Visit the Michigan DNR Website or call 906 492-3415 for trail maps and additional information.
The Tahquamenon River travels 90 miles across Michigan’s Upper Peninsula before emptying into Lake Superior near Paradise and is a must see for visitors to the region! There is certainly no shortage of opportunities to explore the Tahquamenon River. Hiking trails follow the river route and give travelers an opportunity to parallel the water, getting an incredible view of the Upper and Lower Tahquamenon Falls. Anglers are welcome to cast their lines along the shore or from their boats within the river. Trout can be caught in the rapids above the lower falls.

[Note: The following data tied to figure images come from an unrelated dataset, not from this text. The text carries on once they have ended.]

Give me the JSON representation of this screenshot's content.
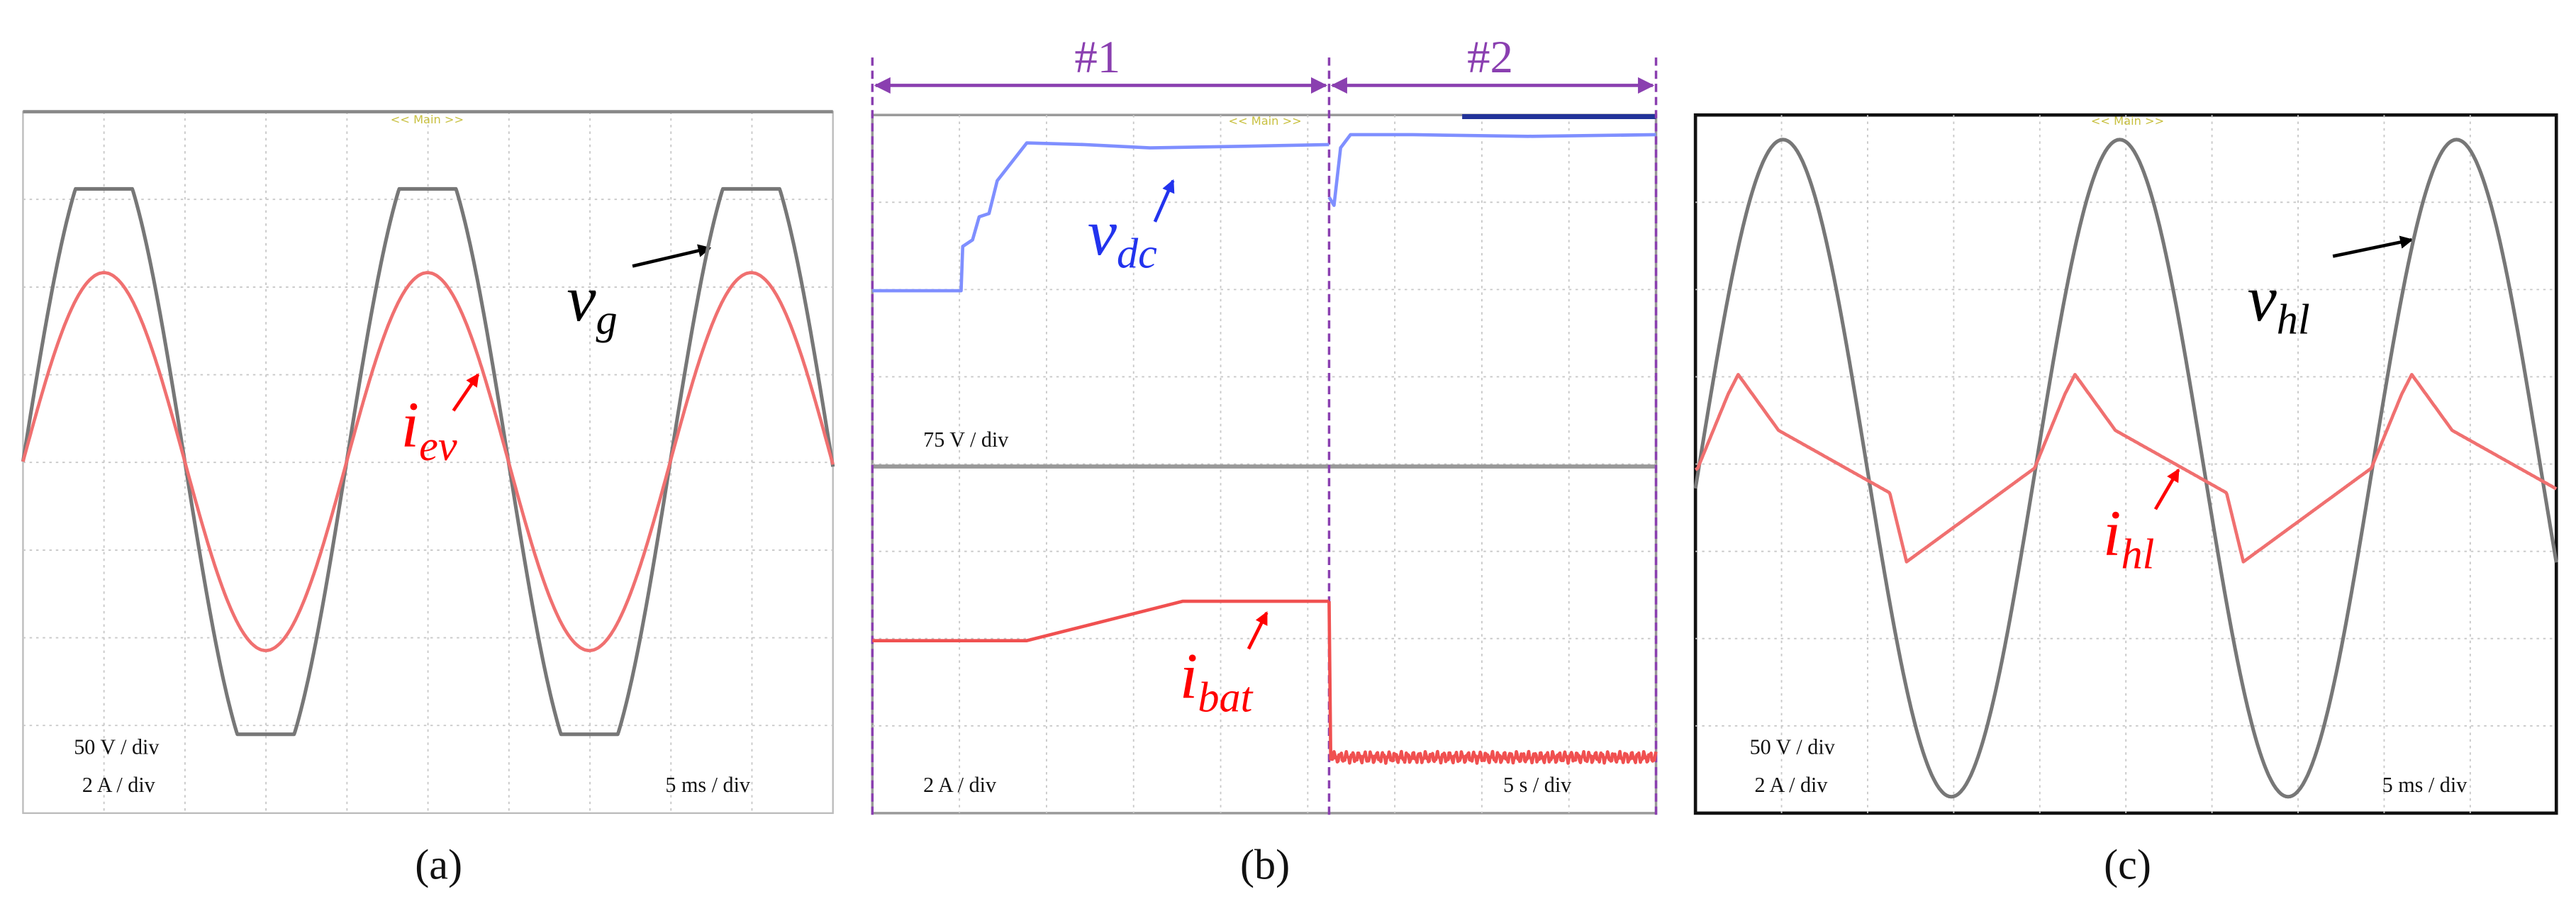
{
  "panels": [
    {
      "label": "(a)",
      "header": "<< Main >>",
      "scales": [
        "50 V / div",
        "2 A / div"
      ],
      "time_scale": "5 ms / div",
      "signals": [
        {
          "symbol": "v",
          "subscript": "g"
        },
        {
          "symbol": "i",
          "subscript": "ev"
        }
      ]
    },
    {
      "label": "(b)",
      "header": "<< Main >>",
      "intervals": [
        "#1",
        "#2"
      ],
      "scales": [
        "75 V / div",
        "2 A / div"
      ],
      "time_scale": "5 s / div",
      "signals": [
        {
          "symbol": "v",
          "subscript": "dc"
        },
        {
          "symbol": "i",
          "subscript": "bat"
        }
      ]
    },
    {
      "label": "(c)",
      "header": "<< Main >>",
      "scales": [
        "50 V / div",
        "2 A / div"
      ],
      "time_scale": "5 ms / div",
      "signals": [
        {
          "symbol": "v",
          "subscript": "hl"
        },
        {
          "symbol": "i",
          "subscript": "hl"
        }
      ]
    }
  ]
}
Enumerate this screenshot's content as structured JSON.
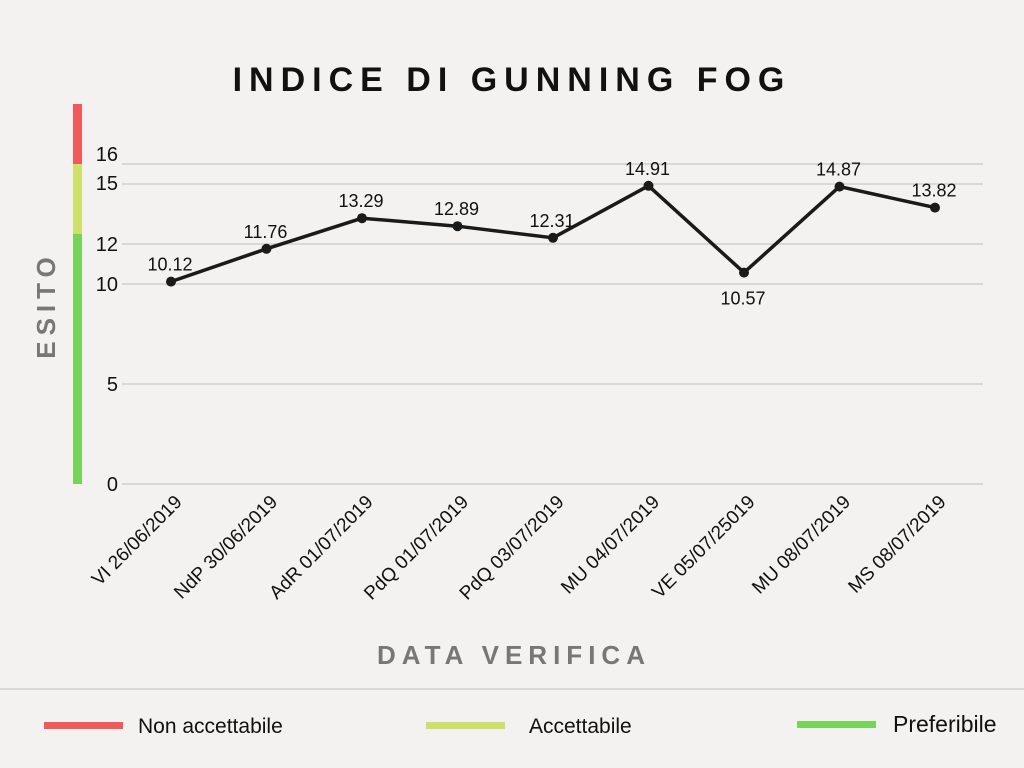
{
  "chart_data": {
    "type": "line",
    "title": "INDICE DI GUNNING FOG",
    "xlabel": "DATA VERIFICA",
    "ylabel": "ESITO",
    "categories": [
      "VI 26/06/2019",
      "NdP 30/06/2019",
      "AdR 01/07/2019",
      "PdQ 01/07/2019",
      "PdQ 03/07/2019",
      "MU 04/07/2019",
      "VE 05/07/25019",
      "MU 08/07/2019",
      "MS 08/07/2019"
    ],
    "values": [
      10.12,
      11.76,
      13.29,
      12.89,
      12.31,
      14.91,
      10.57,
      14.87,
      13.82
    ],
    "data_labels": [
      "10.12",
      "11.76",
      "13.29",
      "12.89",
      "12.31",
      "14.91",
      "10.57",
      "14.87",
      "13.82"
    ],
    "yticks": [
      0,
      5,
      10,
      12,
      15,
      16
    ],
    "ylim": [
      0,
      19
    ],
    "grid": true,
    "line_color": "#1a1a1a",
    "bands": [
      {
        "name": "Non accettabile",
        "from": 16,
        "to": 19,
        "color": "#f05a5a"
      },
      {
        "name": "Accettabile",
        "from": 12.5,
        "to": 16,
        "color": "#cde06c"
      },
      {
        "name": "Preferibile",
        "from": 0,
        "to": 12.5,
        "color": "#77d458"
      }
    ]
  },
  "legend": [
    {
      "label": "Non accettabile",
      "color": "#f05a5a"
    },
    {
      "label": "Accettabile",
      "color": "#cde06c"
    },
    {
      "label": "Preferibile",
      "color": "#77d458"
    }
  ]
}
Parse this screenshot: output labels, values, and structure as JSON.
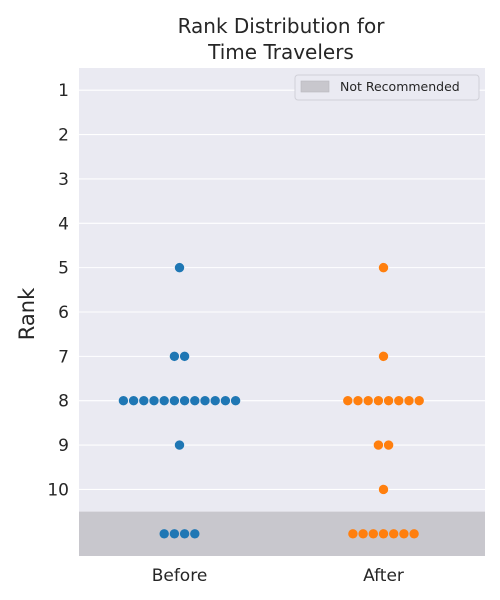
{
  "chart_data": {
    "type": "scatter",
    "title_lines": [
      "Rank Distribution for",
      "Time Travelers"
    ],
    "xlabel": "",
    "ylabel": "Rank",
    "categories": [
      "Before",
      "After"
    ],
    "y_ticks": [
      "1",
      "2",
      "3",
      "4",
      "5",
      "6",
      "7",
      "8",
      "9",
      "10"
    ],
    "ylim": [
      0.5,
      11.5
    ],
    "inverted_y": true,
    "grid": true,
    "legend": {
      "position": "top-right",
      "entries": [
        {
          "label": "Not Recommended",
          "color": "#c8c7cd"
        }
      ]
    },
    "shaded_region": {
      "label": "Not Recommended",
      "from": 10.5,
      "to": 11.5,
      "color": "#c8c7cd"
    },
    "unranked_row": 11,
    "series": [
      {
        "category": "Before",
        "color": "#1f77b4",
        "counts": [
          {
            "rank": 5,
            "n": 1
          },
          {
            "rank": 7,
            "n": 2
          },
          {
            "rank": 8,
            "n": 12
          },
          {
            "rank": 9,
            "n": 1
          },
          {
            "rank": 11,
            "n": 4
          }
        ]
      },
      {
        "category": "After",
        "color": "#ff7f0e",
        "counts": [
          {
            "rank": 5,
            "n": 1
          },
          {
            "rank": 7,
            "n": 1
          },
          {
            "rank": 8,
            "n": 8
          },
          {
            "rank": 9,
            "n": 2
          },
          {
            "rank": 10,
            "n": 1
          },
          {
            "rank": 11,
            "n": 7
          }
        ]
      }
    ]
  }
}
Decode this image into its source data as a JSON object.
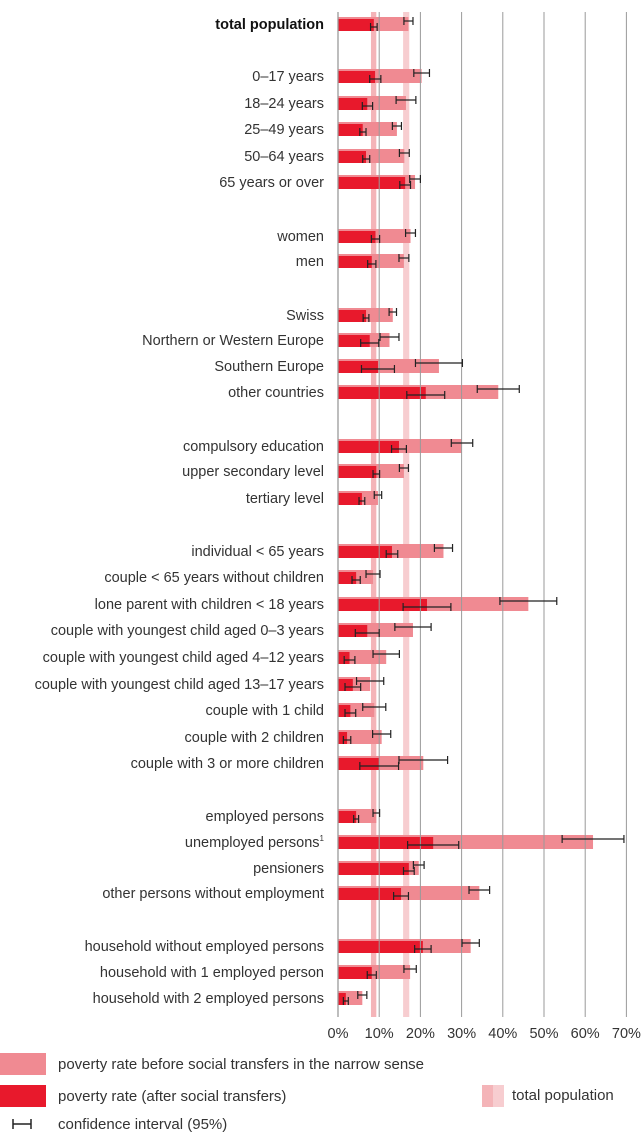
{
  "chart_data": {
    "type": "bar",
    "orientation": "horizontal",
    "x_ticks": [
      "0%",
      "10%",
      "20%",
      "30%",
      "40%",
      "50%",
      "60%",
      "70%"
    ],
    "xlim": [
      0,
      70
    ],
    "grid": true,
    "total_population_band": {
      "after": [
        8.0,
        9.3
      ],
      "before": [
        15.8,
        17.3
      ]
    },
    "colors": {
      "before": "#f08a92",
      "after": "#e8192c",
      "band_after": "#f4b4b8",
      "band_before": "#f7cdd0",
      "grid": "#9a9a9a",
      "ci": "#222222"
    },
    "categories": [
      {
        "label": "total population",
        "bold": true,
        "before": 17.1,
        "after": 8.7,
        "before_ci": [
          16.0,
          18.2
        ],
        "after_ci": [
          7.9,
          9.5
        ]
      },
      {
        "label": "0–17 years",
        "before": 20.3,
        "after": 9.0,
        "before_ci": [
          18.4,
          22.2
        ],
        "after_ci": [
          7.7,
          10.4
        ]
      },
      {
        "label": "18–24 years",
        "before": 16.5,
        "after": 7.1,
        "before_ci": [
          14.1,
          18.9
        ],
        "after_ci": [
          5.9,
          8.4
        ]
      },
      {
        "label": "25–49 years",
        "before": 14.3,
        "after": 6.0,
        "before_ci": [
          13.2,
          15.4
        ],
        "after_ci": [
          5.3,
          6.8
        ]
      },
      {
        "label": "50–64 years",
        "before": 16.1,
        "after": 6.8,
        "before_ci": [
          14.9,
          17.3
        ],
        "after_ci": [
          6.0,
          7.7
        ]
      },
      {
        "label": "65 years or over",
        "before": 18.7,
        "after": 16.3,
        "before_ci": [
          17.4,
          20.0
        ],
        "after_ci": [
          15.0,
          17.6
        ]
      },
      {
        "label": "women",
        "before": 17.6,
        "after": 9.1,
        "before_ci": [
          16.4,
          18.8
        ],
        "after_ci": [
          8.1,
          10.1
        ]
      },
      {
        "label": "men",
        "before": 16.0,
        "after": 8.2,
        "before_ci": [
          14.8,
          17.2
        ],
        "after_ci": [
          7.2,
          9.2
        ]
      },
      {
        "label": "Swiss",
        "before": 13.3,
        "after": 6.8,
        "before_ci": [
          12.4,
          14.2
        ],
        "after_ci": [
          6.1,
          7.5
        ]
      },
      {
        "label": "Northern or Western Europe",
        "before": 12.5,
        "after": 7.7,
        "before_ci": [
          10.2,
          14.8
        ],
        "after_ci": [
          5.5,
          9.9
        ]
      },
      {
        "label": "Southern Europe",
        "before": 24.5,
        "after": 9.7,
        "before_ci": [
          18.8,
          30.2
        ],
        "after_ci": [
          5.7,
          13.7
        ]
      },
      {
        "label": "other countries",
        "before": 38.9,
        "after": 21.3,
        "before_ci": [
          33.8,
          44.0
        ],
        "after_ci": [
          16.7,
          25.9
        ]
      },
      {
        "label": "compulsory education",
        "before": 30.1,
        "after": 14.8,
        "before_ci": [
          27.5,
          32.7
        ],
        "after_ci": [
          13.0,
          16.6
        ]
      },
      {
        "label": "upper secondary level",
        "before": 16.0,
        "after": 9.3,
        "before_ci": [
          14.9,
          17.1
        ],
        "after_ci": [
          8.5,
          10.1
        ]
      },
      {
        "label": "tertiary level",
        "before": 9.7,
        "after": 5.8,
        "before_ci": [
          8.8,
          10.6
        ],
        "after_ci": [
          5.1,
          6.5
        ]
      },
      {
        "label": "individual < 65 years",
        "before": 25.6,
        "after": 13.1,
        "before_ci": [
          23.4,
          27.8
        ],
        "after_ci": [
          11.7,
          14.5
        ]
      },
      {
        "label": "couple < 65 years without children",
        "before": 8.5,
        "after": 4.4,
        "before_ci": [
          6.8,
          10.2
        ],
        "after_ci": [
          3.4,
          5.4
        ]
      },
      {
        "label": "lone parent with children < 18 years",
        "before": 46.2,
        "after": 21.6,
        "before_ci": [
          39.3,
          53.1
        ],
        "after_ci": [
          15.8,
          27.4
        ]
      },
      {
        "label": "couple with youngest child aged 0–3 years",
        "before": 18.2,
        "after": 7.1,
        "before_ci": [
          13.8,
          22.6
        ],
        "after_ci": [
          4.2,
          10.0
        ]
      },
      {
        "label": "couple with youngest child aged 4–12 years",
        "before": 11.7,
        "after": 2.8,
        "before_ci": [
          8.5,
          14.9
        ],
        "after_ci": [
          1.5,
          4.1
        ]
      },
      {
        "label": "couple with youngest child aged 13–17 years",
        "before": 7.8,
        "after": 3.6,
        "before_ci": [
          4.5,
          11.1
        ],
        "after_ci": [
          1.7,
          5.5
        ]
      },
      {
        "label": "couple with 1 child",
        "before": 8.8,
        "after": 3.0,
        "before_ci": [
          6.0,
          11.6
        ],
        "after_ci": [
          1.7,
          4.3
        ]
      },
      {
        "label": "couple with 2 children",
        "before": 10.6,
        "after": 2.2,
        "before_ci": [
          8.4,
          12.8
        ],
        "after_ci": [
          1.3,
          3.1
        ]
      },
      {
        "label": "couple with 3 or more children",
        "before": 20.7,
        "after": 10.0,
        "before_ci": [
          14.8,
          26.6
        ],
        "after_ci": [
          5.3,
          14.7
        ]
      },
      {
        "label": "employed persons",
        "before": 9.3,
        "after": 4.4,
        "before_ci": [
          8.5,
          10.1
        ],
        "after_ci": [
          3.8,
          5.0
        ]
      },
      {
        "label": "unemployed persons",
        "sup": "1",
        "before": 61.9,
        "after": 23.1,
        "before_ci": [
          54.4,
          69.4
        ],
        "after_ci": [
          16.9,
          29.3
        ]
      },
      {
        "label": "pensioners",
        "before": 19.6,
        "after": 17.2,
        "before_ci": [
          18.3,
          20.9
        ],
        "after_ci": [
          15.9,
          18.5
        ]
      },
      {
        "label": "other persons without employment",
        "before": 34.3,
        "after": 15.3,
        "before_ci": [
          31.8,
          36.8
        ],
        "after_ci": [
          13.5,
          17.1
        ]
      },
      {
        "label": "household without employed persons",
        "before": 32.2,
        "after": 20.6,
        "before_ci": [
          30.1,
          34.3
        ],
        "after_ci": [
          18.6,
          22.6
        ]
      },
      {
        "label": "household with 1 employed person",
        "before": 17.5,
        "after": 8.2,
        "before_ci": [
          16.0,
          19.0
        ],
        "after_ci": [
          7.1,
          9.3
        ]
      },
      {
        "label": "household with 2 employed persons",
        "before": 5.9,
        "after": 1.9,
        "before_ci": [
          4.8,
          7.0
        ],
        "after_ci": [
          1.3,
          2.5
        ]
      }
    ]
  },
  "legend": {
    "before_label": "poverty rate before social transfers in the narrow sense",
    "after_label": "poverty rate (after social transfers)",
    "ci_label": "confidence interval (95%)",
    "total_population_label": "total population"
  }
}
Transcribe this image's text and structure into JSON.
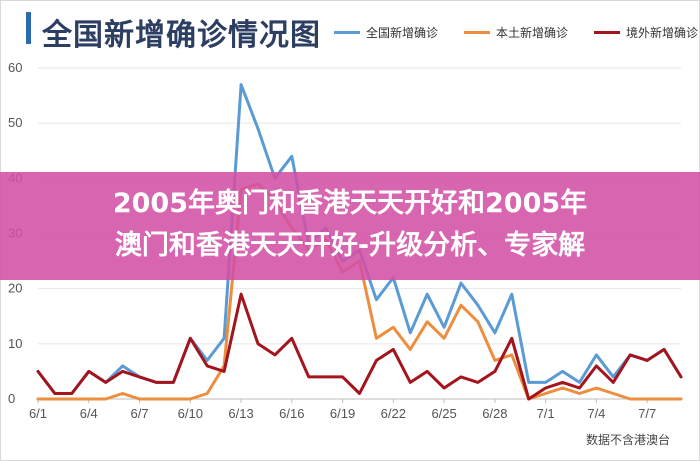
{
  "title": "全国新增确诊情况图",
  "banner": {
    "line1": "2005年奥门和香港天天开好和2005年",
    "line2": "澳门和香港天天开好-升级分析、专家解"
  },
  "source": "数据不含港澳台",
  "colors": {
    "national": "#5b9bd5",
    "local": "#ed8e3f",
    "imported": "#a3141c",
    "grid": "#e6e6e6"
  },
  "chart_data": {
    "type": "line",
    "x": [
      "6/1",
      "6/2",
      "6/3",
      "6/4",
      "6/5",
      "6/6",
      "6/7",
      "6/8",
      "6/9",
      "6/10",
      "6/11",
      "6/12",
      "6/13",
      "6/14",
      "6/15",
      "6/16",
      "6/17",
      "6/18",
      "6/19",
      "6/20",
      "6/21",
      "6/22",
      "6/23",
      "6/24",
      "6/25",
      "6/26",
      "6/27",
      "6/28",
      "6/29",
      "6/30",
      "7/1",
      "7/2",
      "7/3",
      "7/4",
      "7/5",
      "7/6",
      "7/7",
      "7/8",
      "7/9"
    ],
    "tick_labels": [
      "6/1",
      "6/4",
      "6/7",
      "6/10",
      "6/13",
      "6/16",
      "6/19",
      "6/22",
      "6/25",
      "6/28",
      "7/1",
      "7/4",
      "7/7"
    ],
    "ylim": [
      0,
      60
    ],
    "yticks": [
      0,
      10,
      20,
      30,
      40,
      50,
      60
    ],
    "series": [
      {
        "name": "全国新增确诊",
        "values": [
          5,
          1,
          1,
          5,
          3,
          6,
          4,
          3,
          3,
          11,
          7,
          11,
          57,
          49,
          40,
          44,
          28,
          31,
          25,
          27,
          18,
          22,
          12,
          19,
          13,
          21,
          17,
          12,
          19,
          3,
          3,
          5,
          3,
          8,
          4,
          8,
          7,
          9,
          4
        ]
      },
      {
        "name": "本土新增确诊",
        "values": [
          0,
          0,
          0,
          0,
          0,
          1,
          0,
          0,
          0,
          0,
          1,
          6,
          38,
          39,
          36,
          31,
          27,
          29,
          23,
          25,
          11,
          13,
          9,
          14,
          11,
          17,
          14,
          7,
          8,
          0,
          1,
          2,
          1,
          2,
          1,
          0,
          0,
          0,
          0
        ]
      },
      {
        "name": "境外新增确诊",
        "values": [
          5,
          1,
          1,
          5,
          3,
          5,
          4,
          3,
          3,
          11,
          6,
          5,
          19,
          10,
          8,
          11,
          4,
          4,
          4,
          1,
          7,
          9,
          3,
          5,
          2,
          4,
          3,
          5,
          11,
          0,
          2,
          3,
          2,
          6,
          3,
          8,
          7,
          9,
          4
        ]
      }
    ]
  }
}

Paddlers enjoy floating along the weak current of the river waters. Put in your canoe or kayak at the Lower Falls and begin exploring. Follow the path of the river or paddle upstream, it’s easy to move against the current! The full journey from the lower falls to the Rivermouth Campground is another option, but is recommended for experienced paddlers only as the trip takes about 6 hours to complete and opportunities to take your boat ashore are infrequent. Kingfishers, songbirds, geese, ducks, and possibly even a beaver or river otter may be spotted along the way!
Interested in traveling on the Tahquamenon River but don’t have your own paddle boat? Contact these rental outlets to reserve one today!
Tahquamenon General Store Canoe & Kayak Rentals
39991 W. Highway 123
Paradise, MI 49768
The Woods Tahquamenon River Canoe & Kayak Rental
Corner of M-123 and Fordney Tower Road
Visitors interested in exploring the island near the Lower Tahquamenon Falls can rent a rowboat from the Tahquamenon Falls State Park concession located at the lower falls.